6. How to reproduce¶

# 1. Verify GPU
source /home/eric/repos/q2mm/.venv/bin/activate
python -c "import jax; print(jax.devices())"   # must show CudaDevice

# 2. Run a single system (canonical default = QFUERZA; recommended
#    bounds for non-heck-relay TS).  --starting-point qfuerza is the
#    default and can be omitted.
python scripts/regenerate_convergence_results.py \
    --system rh-enamide \
    --ratio-tol -1 \
    --ftol 1e-12 \
    --fc-fraction 0.20 \
    --eq-fraction 0.05 \
    --output-dir /path/to/q2mm-data/benchmarks

# 3. Heck-relay or any 3/5-divergence system: see "Known limitations"
#    in §5 — fall back to the publication-baseline path
python scripts/regenerate_convergence_results.py \
    --system heck-relay \
    --starting-point published \
    --ratio-tol -1 \
    --output-dir /path/to/q2mm-data/benchmarks

# 4. Generate the cross-system R²/RMSD table
python scripts/build_qfuerza_recovery_tables.py \
    --data-dir /path/to/q2mm-data/benchmarks \
    --paper-r2 /path/to/q2mm-data/benchmarks/paper_r2_reference.json \
    --out r2-tables.md

# 5. Generate per-parameter comparison (per system)
python scripts/compare_opt_rows.py \
    --system rh-enamide \
    --optimized /path/to/q2mm-data/benchmarks/rh-enamide/convergence/rh-enamide_optimized.fld \
    --out compare-rh-enamide.md

The QFUERZA-start artifacts live in q2mm-data/benchmarks/<system>/convergence/ (canonical default path).
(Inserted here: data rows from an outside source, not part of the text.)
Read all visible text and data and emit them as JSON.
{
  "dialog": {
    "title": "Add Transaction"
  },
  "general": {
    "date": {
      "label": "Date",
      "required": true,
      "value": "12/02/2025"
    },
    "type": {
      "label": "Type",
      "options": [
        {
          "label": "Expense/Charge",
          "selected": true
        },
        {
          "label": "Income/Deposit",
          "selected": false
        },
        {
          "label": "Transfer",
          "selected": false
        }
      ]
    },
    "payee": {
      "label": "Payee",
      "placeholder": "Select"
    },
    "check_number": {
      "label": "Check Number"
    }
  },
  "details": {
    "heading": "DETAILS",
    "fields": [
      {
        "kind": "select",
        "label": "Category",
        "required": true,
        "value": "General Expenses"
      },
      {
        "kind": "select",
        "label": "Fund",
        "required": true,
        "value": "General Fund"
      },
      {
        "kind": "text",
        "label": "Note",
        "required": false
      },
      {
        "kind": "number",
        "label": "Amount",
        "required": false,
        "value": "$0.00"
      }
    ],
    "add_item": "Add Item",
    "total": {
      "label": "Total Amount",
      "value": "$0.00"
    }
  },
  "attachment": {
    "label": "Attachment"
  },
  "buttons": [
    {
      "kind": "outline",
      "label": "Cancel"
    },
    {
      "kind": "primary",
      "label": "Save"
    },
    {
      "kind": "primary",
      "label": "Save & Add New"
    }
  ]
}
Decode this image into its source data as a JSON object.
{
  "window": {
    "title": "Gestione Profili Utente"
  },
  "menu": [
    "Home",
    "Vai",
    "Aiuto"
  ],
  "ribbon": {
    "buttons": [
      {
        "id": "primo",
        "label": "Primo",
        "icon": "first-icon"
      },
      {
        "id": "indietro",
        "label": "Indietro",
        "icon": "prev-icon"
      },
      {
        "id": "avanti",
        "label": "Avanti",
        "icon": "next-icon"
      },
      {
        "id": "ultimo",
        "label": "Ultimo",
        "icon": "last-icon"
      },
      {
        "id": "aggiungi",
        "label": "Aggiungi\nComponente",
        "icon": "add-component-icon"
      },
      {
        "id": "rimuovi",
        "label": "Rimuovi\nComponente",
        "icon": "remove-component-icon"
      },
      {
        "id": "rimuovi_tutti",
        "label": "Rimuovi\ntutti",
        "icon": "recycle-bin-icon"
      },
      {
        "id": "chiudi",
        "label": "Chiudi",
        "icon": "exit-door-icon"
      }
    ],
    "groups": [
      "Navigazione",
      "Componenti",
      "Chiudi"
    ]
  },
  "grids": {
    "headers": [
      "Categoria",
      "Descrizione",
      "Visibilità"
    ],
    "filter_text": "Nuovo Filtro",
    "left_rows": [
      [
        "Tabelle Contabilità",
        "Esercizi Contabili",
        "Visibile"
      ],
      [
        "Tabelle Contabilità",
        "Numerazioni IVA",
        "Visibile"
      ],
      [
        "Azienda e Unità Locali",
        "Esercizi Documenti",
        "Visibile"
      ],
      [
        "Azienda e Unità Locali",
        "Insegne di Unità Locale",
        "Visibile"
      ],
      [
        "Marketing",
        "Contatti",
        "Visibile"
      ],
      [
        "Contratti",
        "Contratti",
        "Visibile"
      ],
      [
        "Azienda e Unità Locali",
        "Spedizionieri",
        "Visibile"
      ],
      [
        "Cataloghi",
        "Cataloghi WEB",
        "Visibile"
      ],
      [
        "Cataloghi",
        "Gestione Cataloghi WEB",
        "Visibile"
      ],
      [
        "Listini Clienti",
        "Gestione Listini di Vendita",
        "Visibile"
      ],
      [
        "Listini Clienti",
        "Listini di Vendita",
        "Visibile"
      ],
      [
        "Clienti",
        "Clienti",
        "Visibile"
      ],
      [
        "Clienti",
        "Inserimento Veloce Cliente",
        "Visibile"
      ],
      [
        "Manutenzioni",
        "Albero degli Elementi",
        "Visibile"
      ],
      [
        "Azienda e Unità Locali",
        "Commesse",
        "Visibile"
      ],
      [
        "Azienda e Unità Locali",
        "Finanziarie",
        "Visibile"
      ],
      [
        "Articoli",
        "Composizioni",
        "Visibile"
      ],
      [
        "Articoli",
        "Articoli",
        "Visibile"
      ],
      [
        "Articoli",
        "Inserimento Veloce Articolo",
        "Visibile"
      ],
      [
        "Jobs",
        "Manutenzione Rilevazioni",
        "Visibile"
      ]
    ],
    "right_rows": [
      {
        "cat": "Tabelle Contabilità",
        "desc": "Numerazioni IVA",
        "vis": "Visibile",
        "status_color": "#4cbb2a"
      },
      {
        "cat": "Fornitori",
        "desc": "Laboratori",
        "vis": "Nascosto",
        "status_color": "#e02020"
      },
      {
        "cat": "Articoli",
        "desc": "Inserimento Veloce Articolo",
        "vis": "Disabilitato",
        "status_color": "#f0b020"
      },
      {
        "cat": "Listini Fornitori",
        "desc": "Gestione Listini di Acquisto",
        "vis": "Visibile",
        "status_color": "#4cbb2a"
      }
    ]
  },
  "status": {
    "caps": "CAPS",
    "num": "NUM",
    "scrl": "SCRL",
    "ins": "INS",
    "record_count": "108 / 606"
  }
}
The publication-baseline artifacts live in q2mm-data/benchmarks/<system>/from-published/ (opt-in --starting-point published path).

The --ratio-tol -1 flag bypasses the JaxLoss/ObjectiveFunction ratio gate (which would otherwise reject all 5 TS systems at the QFUERZA start because the surrogate is poorly aligned).
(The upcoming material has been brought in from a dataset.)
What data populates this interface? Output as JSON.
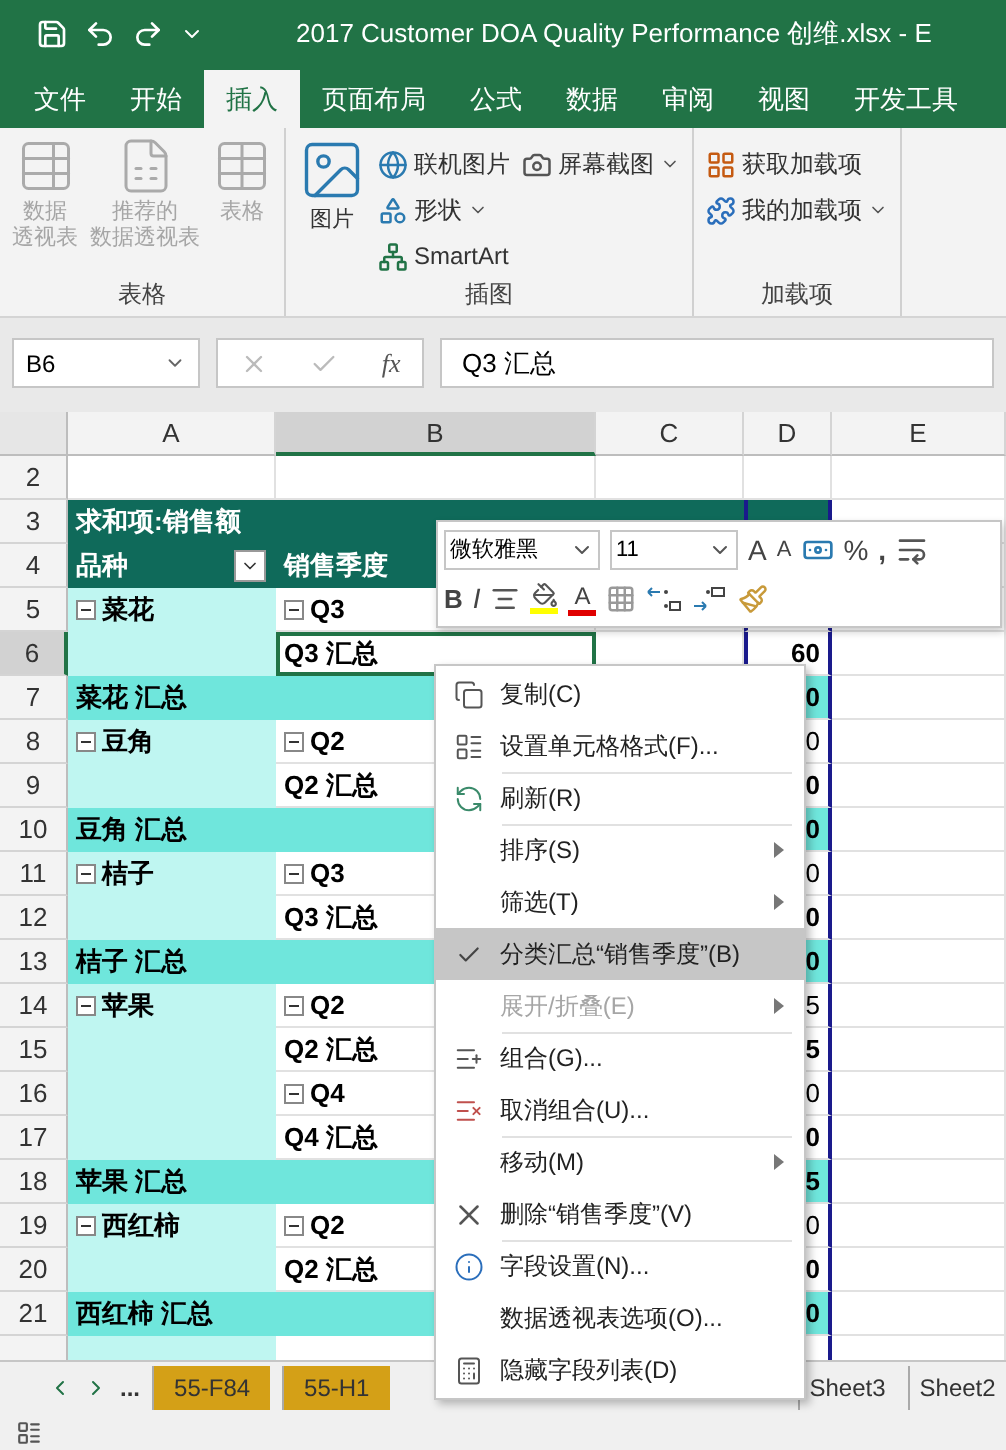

The --ftol 1e-12 flag overrides the script's default ftol=1e-8 that previously let the optimizer exit after one line search step on most TS systems.

The --fc-fraction/--eq-fraction flags set sign-aware fractional bounds — each parameter v is clamped to [v − f·|v|, v + f·|v|] (intersected with the physical-sanity DEFAULT_BOUNDS), so TSFF negative force constants are bounded symmetrically around their actual sign. Without them, L-BFGS-B will escape the QFUERZA basin entirely.

The output validation_results.json includes a starting_point_audit block enumerating which OPT rows were filled in by QFUERZA vs retained from the literature .fld.

7. Anchors¶

Code: q2mm/diagnostics/systems.py (starting_point parameter on load_system)
Bounds: q2mm/models/forcefield.py (get_fractional_bounds)
CLI: scripts/regenerate_convergence_results.py (--starting-point, --ftol, --fc-fraction, --eq-fraction)
Analysis scripts:
scripts/compare_opt_rows.py — per-param row-by-row comparison
scripts/build_qfuerza_recovery_tables.py — R²/RMSD cross-system rollup
Pre-flight checklist: AGENTS.md §11
Process skills: .copilot/skills/q2mm-benchmark/SKILL.md, .copilot/skills/q2mm-analysis-design/SKILL.md
Tests: test/test_systems.py (TestStartingPoint), test/test_models.py (TestGetFractionalBounds)
Data: q2mm-data/benchmarks/<system>/convergence/ (canonical QFUERZA-start default); q2mm-data/benchmarks/<system>/from-published/ (opt-in publication baseline)
Method paper: Farrugia, Helquist, Norrby & Wiest, J. Chem. Theory Comput. 2025, 22, 469. 10.1021/acs.jctc.5c01751
Related: QFUERZA Validation — starting-FF quality across all systems.